The mythical Derby Dust Bunny


The first time in ages I've shot anything above f2.8 and there they were, lurking at f8.

I’ve never really been one for landscape photography. I can appreciate a good image but I’m too lazy and impatient to pursue the genre with anything more than passing interest. I will take a camera with me when I journey in to the great outdoors, but not with any real effort to take a great image.

I remember meeting a guy descending from a mountain peak in the Scottish Highlands one day. He was carrying a large plate camera, tripod and I assume the remnants of the snacks to sustain him during shooting. He explained he’d been waiting four days to get the sky, ‘just right’. That’s dedication and an ethos I cannot subscribe to.

For all the constraints venues that host Roller Derby put on photographers, bad light, bland walls, no coffee, hanging around for four days until the 40w bulb looks quite right isn’t one of them.  Neither is the evil, known as ‘Dust Bunnies’. Shooting Derby requires getting as much light in to camera in the shortest possible of time, effectively eliminating this evil. I could smear peanut butter on my lens and you probably wouldn’t see it. And anything that may look like ‘foreground interest’ is probably just a bit of my lunch I’ve dropped on the camera.

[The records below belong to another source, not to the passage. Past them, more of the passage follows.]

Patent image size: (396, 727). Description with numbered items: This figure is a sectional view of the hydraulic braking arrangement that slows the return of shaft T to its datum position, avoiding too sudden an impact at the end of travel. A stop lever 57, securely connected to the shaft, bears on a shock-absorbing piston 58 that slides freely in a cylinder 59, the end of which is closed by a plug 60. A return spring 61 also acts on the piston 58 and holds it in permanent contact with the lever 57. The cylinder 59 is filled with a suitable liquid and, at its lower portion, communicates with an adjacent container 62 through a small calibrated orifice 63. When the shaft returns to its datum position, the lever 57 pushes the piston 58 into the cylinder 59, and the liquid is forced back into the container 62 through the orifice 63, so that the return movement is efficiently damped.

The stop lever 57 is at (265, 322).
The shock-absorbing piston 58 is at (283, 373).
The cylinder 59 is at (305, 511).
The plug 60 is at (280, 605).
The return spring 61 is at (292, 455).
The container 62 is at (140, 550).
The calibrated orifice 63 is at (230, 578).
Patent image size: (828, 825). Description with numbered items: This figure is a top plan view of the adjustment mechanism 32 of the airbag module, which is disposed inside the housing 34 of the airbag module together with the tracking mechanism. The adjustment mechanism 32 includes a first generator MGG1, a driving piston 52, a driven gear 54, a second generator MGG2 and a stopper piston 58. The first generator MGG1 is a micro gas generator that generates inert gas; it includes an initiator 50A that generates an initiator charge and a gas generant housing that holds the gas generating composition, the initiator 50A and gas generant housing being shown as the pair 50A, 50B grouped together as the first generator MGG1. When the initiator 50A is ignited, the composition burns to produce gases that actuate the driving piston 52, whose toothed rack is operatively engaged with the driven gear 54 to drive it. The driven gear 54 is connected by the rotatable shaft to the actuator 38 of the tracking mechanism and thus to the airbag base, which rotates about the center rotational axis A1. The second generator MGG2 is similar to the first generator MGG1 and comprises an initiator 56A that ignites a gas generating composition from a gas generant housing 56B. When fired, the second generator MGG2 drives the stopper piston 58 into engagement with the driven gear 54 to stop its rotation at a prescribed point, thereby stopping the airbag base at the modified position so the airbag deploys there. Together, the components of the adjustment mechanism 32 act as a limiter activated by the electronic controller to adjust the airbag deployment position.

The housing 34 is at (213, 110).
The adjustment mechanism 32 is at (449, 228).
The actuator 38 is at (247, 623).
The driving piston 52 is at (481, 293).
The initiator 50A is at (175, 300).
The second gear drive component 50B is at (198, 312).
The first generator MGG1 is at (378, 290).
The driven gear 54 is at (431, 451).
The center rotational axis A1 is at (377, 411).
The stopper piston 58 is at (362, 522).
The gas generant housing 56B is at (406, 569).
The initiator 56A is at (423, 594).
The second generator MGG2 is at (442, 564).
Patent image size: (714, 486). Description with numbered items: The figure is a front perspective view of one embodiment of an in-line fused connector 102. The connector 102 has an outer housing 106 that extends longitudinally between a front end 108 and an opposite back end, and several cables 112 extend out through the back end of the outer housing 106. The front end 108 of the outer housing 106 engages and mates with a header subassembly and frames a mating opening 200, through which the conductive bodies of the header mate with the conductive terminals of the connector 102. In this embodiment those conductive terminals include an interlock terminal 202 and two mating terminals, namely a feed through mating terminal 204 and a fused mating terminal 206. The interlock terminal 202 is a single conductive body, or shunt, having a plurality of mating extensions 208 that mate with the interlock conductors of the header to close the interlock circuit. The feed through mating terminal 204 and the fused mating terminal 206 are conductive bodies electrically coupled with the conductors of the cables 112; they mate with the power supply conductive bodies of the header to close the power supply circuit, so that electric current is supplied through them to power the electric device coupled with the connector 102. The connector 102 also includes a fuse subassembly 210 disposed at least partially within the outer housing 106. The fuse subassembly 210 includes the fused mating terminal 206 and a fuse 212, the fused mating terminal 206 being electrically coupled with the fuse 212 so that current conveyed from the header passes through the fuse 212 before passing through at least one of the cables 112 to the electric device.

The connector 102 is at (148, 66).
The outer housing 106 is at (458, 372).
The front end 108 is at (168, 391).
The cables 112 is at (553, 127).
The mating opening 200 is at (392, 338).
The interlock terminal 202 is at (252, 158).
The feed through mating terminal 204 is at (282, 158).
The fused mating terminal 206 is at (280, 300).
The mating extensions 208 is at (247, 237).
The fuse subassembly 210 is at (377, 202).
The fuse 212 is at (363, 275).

Shooting at smaller apertures allows ‘Dust Bunnies’ to rear their ugly head, ears and fluffy tail. De-spotting and generally trying to eliminate dust bunnies is a task that fills me with dread, and a certain amount of boredom.  It is a procedure most landscape photographers must endure in their attempt to get as much as the scene in focus as possible.  If I were to shoot landscapes, I think I’d use film to do away from this post-processing nightmare.


Dust Bunnies are generally not 12ft tall and look like a rabbit, but they are pure evil with a vicious streak a mile wide. 

Luckily, in Derby, there’s no chance of shooting anything above f2.8, and so minimising the possibility of seeing these mythical creatures materialise and then trying to destroy them, anything erroneous in the shot just probably a half-eaten sausage roll, or at this time of year, mince pie.

If you do ever catch site of the mythical Derby Dust Bunny, let me know.